To encourage more childcare centres to sign onto $10-per-day childcare, Ford’s government has decided to remove profit caps and provide less oversight for for-profit operators, most of whom have refrained from opting into the deal so far.
Currently, Ontario is lagging other provinces and territories in signing up childcare operators to participate in Canada’s new national childcare program, largely because of the reticence of for-profit operators. This lag has meant that many Ontario families are currently waiting in limbo, not sure when they’ll receive reimbursement cheques for 25% of the cost of childcare fees or if their centres will sign onto $10-per-day childcare at all.
Ford fighting for profit
This is a problem that Ford created when he drove a hard bargain with the federal government last year, becoming an advocate for business by drawing out negotiations to ensure that for-profit operators would be eligible to participate in $10-per-day childcare and receive public money. “We have met with many for-profit operators and have fought for them every step of the way and will continue to advocate for them to the federal and municipal governments, so that all parents can benefit from these savings,” spokesperson Grace Lee wrote in an email.
The inclusion of for-profit operators runs counter to the original intent of the federal government’s Multilateral Early Learning and Child Care Framework, which stipulated that public money should be used to support non-profit and public operators.
Now, Ontario is saddled with trying to placate a pack of for-profit operators who are eligible to participate in $10-per-day childcare, but don’t want to play according to the government’s rules. These rules initially included requiring for-profit operators limit their profits while also being subject to government oversight into how they spend public money. Knowing that the primary prerogative of a for-profit business model is to maximize revenues, it shouldn’t come as a surprise that for-profit operators resisted signing onto the deal with these conditions in place.
Publicly, for-profit operators are claiming that $10-per-day childcare is a bad deal because it requires excessive and “patronizing” government oversight that involves the nickel-and-diming of every new toy and blanket. They also claim that the plan will bankrupt them because certain expenses are not eligible for public funding (e.g., rent, mortgage payments). To clarify, for-profit operators, like other businesses, are not opposed to receiving public money to serve the public, they just don’t want this money to come with strings or oversight.
Diverting public funds
For-profit operators claim that they just want to have the freedom to spend money to create a high-quality environment for children. But we should be skeptical of how they’ll accomplish this when, unlike non-profit and public operators, they’ll be diverting some of these funds towards profits, rather than reinvesting it back into the centre.

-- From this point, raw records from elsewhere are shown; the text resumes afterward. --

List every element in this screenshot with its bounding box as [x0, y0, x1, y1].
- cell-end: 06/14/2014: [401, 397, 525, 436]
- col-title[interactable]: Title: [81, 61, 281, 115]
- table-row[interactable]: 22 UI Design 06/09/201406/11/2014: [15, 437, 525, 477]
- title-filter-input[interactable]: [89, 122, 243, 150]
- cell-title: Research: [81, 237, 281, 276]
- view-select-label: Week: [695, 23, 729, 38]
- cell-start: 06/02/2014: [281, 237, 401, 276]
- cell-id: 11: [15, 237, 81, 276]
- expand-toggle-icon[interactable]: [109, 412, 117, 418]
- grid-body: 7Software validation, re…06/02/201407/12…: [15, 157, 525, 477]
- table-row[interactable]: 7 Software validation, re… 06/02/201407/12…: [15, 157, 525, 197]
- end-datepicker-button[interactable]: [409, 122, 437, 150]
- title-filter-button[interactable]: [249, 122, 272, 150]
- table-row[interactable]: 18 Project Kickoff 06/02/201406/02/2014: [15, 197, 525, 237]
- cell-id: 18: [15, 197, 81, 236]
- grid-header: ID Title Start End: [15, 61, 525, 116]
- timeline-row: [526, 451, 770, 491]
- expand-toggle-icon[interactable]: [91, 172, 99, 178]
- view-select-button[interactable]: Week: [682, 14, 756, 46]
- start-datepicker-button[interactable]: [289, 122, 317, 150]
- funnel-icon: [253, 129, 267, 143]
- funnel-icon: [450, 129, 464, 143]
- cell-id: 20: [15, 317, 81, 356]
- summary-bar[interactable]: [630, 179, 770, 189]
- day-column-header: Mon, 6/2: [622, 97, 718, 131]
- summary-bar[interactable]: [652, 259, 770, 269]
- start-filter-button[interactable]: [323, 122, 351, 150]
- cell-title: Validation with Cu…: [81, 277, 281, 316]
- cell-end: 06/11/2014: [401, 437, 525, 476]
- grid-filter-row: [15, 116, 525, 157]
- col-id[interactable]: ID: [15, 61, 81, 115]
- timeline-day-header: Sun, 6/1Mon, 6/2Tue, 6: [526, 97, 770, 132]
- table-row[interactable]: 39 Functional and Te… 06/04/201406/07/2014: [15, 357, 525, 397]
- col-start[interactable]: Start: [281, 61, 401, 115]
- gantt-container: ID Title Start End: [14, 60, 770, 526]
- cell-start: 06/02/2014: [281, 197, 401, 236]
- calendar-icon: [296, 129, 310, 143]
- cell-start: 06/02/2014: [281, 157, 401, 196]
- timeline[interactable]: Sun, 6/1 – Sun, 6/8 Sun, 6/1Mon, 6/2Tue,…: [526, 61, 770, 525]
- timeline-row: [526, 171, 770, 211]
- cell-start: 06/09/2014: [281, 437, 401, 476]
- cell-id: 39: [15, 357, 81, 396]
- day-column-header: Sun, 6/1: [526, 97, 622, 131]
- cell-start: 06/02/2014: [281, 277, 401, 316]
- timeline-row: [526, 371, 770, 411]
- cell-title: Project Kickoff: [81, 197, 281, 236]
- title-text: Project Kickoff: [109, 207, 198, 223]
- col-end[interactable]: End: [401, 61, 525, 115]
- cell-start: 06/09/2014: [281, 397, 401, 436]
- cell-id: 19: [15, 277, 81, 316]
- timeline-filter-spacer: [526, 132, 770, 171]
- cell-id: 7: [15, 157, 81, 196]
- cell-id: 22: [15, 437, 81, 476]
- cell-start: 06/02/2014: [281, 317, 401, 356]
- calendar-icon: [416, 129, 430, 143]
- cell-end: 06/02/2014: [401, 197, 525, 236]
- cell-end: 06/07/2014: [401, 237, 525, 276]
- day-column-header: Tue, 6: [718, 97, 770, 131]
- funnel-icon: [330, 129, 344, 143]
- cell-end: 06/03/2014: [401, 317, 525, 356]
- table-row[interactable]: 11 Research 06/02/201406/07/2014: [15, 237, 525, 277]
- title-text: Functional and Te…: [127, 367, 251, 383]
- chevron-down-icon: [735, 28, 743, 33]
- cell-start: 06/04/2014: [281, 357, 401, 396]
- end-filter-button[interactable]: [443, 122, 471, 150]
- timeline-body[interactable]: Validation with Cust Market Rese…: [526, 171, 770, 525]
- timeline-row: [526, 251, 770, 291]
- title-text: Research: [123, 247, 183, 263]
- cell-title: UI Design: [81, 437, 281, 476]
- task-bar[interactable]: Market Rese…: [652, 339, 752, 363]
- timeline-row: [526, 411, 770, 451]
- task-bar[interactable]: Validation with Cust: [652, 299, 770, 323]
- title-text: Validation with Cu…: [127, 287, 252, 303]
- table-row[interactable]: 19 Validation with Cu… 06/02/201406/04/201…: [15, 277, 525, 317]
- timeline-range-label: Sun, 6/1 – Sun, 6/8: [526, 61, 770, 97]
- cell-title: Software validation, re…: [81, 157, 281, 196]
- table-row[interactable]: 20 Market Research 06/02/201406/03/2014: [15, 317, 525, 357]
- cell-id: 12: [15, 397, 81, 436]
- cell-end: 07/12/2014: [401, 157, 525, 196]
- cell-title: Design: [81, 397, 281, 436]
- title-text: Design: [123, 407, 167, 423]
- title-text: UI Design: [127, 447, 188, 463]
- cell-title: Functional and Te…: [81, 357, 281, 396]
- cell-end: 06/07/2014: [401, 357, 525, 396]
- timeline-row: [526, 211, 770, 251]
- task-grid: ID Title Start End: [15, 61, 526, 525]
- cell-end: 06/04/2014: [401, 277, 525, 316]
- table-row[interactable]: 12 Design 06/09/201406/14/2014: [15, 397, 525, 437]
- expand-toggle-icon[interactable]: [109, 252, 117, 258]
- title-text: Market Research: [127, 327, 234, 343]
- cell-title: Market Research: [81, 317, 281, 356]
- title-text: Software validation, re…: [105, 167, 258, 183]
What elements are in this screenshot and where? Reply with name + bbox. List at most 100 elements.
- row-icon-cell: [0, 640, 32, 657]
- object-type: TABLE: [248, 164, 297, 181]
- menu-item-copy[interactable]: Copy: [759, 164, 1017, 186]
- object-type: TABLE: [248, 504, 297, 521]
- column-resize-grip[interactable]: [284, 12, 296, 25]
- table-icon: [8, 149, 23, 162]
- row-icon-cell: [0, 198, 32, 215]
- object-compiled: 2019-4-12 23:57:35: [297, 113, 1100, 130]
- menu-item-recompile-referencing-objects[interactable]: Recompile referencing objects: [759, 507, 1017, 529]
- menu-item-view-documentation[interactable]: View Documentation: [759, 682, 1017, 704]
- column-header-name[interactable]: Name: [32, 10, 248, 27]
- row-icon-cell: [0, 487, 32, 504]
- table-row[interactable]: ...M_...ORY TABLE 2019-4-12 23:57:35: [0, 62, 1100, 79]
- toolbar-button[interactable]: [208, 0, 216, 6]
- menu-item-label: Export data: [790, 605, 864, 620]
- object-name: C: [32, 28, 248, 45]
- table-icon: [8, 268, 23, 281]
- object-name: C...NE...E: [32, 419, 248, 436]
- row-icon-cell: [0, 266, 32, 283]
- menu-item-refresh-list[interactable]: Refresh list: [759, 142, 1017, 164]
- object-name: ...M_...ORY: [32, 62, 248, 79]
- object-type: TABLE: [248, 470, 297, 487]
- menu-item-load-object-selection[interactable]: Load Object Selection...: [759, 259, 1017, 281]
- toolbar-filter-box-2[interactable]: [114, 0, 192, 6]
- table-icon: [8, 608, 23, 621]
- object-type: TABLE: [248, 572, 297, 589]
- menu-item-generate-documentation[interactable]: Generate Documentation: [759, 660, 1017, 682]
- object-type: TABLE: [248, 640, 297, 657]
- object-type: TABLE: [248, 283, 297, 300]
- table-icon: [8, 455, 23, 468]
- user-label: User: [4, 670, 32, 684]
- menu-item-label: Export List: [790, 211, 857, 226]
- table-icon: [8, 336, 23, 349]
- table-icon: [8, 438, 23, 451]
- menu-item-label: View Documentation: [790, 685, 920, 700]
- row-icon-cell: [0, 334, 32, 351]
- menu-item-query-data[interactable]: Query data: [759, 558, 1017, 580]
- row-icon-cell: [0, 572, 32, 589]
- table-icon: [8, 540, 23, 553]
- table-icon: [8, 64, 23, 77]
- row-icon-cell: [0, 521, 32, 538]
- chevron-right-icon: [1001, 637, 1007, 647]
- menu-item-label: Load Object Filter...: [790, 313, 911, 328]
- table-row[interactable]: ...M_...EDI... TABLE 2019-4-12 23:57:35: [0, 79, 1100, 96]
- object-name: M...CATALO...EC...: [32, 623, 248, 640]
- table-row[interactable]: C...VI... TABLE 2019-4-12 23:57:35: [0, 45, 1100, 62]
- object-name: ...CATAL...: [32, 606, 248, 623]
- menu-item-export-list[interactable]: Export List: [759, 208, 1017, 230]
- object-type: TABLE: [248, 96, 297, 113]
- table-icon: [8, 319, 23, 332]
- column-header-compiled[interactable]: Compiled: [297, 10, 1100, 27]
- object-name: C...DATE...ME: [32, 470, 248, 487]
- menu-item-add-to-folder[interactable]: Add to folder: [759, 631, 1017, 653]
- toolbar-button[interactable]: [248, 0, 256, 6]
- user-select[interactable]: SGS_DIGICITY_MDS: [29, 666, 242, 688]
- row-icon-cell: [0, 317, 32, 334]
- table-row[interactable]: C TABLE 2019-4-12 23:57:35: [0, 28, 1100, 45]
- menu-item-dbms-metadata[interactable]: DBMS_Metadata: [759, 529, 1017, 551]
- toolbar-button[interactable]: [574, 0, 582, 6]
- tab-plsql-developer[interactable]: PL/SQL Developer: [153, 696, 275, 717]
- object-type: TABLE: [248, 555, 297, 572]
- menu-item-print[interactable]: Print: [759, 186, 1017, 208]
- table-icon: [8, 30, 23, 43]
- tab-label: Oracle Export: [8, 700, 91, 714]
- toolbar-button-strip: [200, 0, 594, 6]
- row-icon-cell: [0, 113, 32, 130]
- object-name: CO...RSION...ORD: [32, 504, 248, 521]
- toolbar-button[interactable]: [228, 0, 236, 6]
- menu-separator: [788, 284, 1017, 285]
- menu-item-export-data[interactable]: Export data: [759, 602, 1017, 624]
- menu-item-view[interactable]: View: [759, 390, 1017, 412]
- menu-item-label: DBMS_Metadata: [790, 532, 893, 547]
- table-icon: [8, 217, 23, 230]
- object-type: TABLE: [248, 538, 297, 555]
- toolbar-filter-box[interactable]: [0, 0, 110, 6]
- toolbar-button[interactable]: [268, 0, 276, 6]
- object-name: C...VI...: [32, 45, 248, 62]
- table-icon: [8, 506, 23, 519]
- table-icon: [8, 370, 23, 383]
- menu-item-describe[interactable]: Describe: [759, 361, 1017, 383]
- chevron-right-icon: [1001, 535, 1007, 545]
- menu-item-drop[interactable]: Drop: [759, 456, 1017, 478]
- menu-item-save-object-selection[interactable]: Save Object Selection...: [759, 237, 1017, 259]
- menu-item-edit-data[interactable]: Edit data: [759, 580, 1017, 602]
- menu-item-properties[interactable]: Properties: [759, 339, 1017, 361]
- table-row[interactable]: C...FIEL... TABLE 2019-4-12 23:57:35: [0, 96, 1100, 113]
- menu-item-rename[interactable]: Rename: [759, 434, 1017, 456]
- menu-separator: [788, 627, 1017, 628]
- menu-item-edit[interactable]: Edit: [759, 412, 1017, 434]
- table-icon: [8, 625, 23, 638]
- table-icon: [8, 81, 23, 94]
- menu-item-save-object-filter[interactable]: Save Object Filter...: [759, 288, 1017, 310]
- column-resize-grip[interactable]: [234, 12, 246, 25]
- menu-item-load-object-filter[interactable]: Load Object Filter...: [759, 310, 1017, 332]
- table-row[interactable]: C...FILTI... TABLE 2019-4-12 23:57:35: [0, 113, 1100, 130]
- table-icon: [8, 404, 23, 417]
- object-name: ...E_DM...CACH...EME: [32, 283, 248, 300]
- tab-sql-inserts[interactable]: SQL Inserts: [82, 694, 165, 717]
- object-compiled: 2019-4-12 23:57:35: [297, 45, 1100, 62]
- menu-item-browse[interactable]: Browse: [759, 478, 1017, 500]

For-profit operators already have a track record of providing lower-quality care compared to non-profit and public childcare providers. Multiple studies have demonstrated that for-profit centres are overrepresented among lower quality centres with non-profit centres doing better on every measure of care–including children’s personal care, use of materials, activities and teaching interactions linked to language development, teacher interactions with children, and staff communication with parents.
A new reduction in spending oversight, alongside barring municipalities from using quality as an eligibility requirement, has meant that Ontario is increasingly giving for-profit centres the green light to use public money to achieve desired profit margins over providing quality childcare. This move can be contrasted with the way PEI and New Brunswick are regulating for-profit operators. Commercial operators in these provinces are also eligible to participate in $10-per-day childcare, but they are subject to quality, staffing, and fee rules.
For-profit operators also claim that they’ll become bankrupt if they sign onto the program since certain ongoing costs aren’t eligible for public funding, including rent and the repayment of loans. As an ad hoc solution, Ford’s government is creating two separate pots of money for operators: one for property taxes, rent, and mortgage payments; and the other for additional expenses including catering costs, cleaning, and buying new toys.
The widespread misuse of the Canada Emergency Wage Subsidy (CEWS) is just one recent example of how businesses, in the absence of sufficient government oversight, will use specific pools of money set aside for them, to increase profits, instead of using public money as intended. In this case, there have been 1,200 complaints of businesses using the CEWS to increase dividends to shareholders and executive pay, rather than support their business operations during the pandemic.
Money for childcare and wages, not profits
Instead of paying for-profit operators’ mortgages on properties they could sell at a profit, while creating another pool of money savvy operators could abuse and misuse, Ford should encourage these operators to convert to non-profit status in the short term, or ideally bring them directly under public management.
By removing profit caps and setting more money aside for for-profit childcare operators Doug Ford is undermining $10-per-day childcare. Ford is looking out for the interests of businesses who want to use public money without guaranteeing children quality care and decent wages for childcare workers.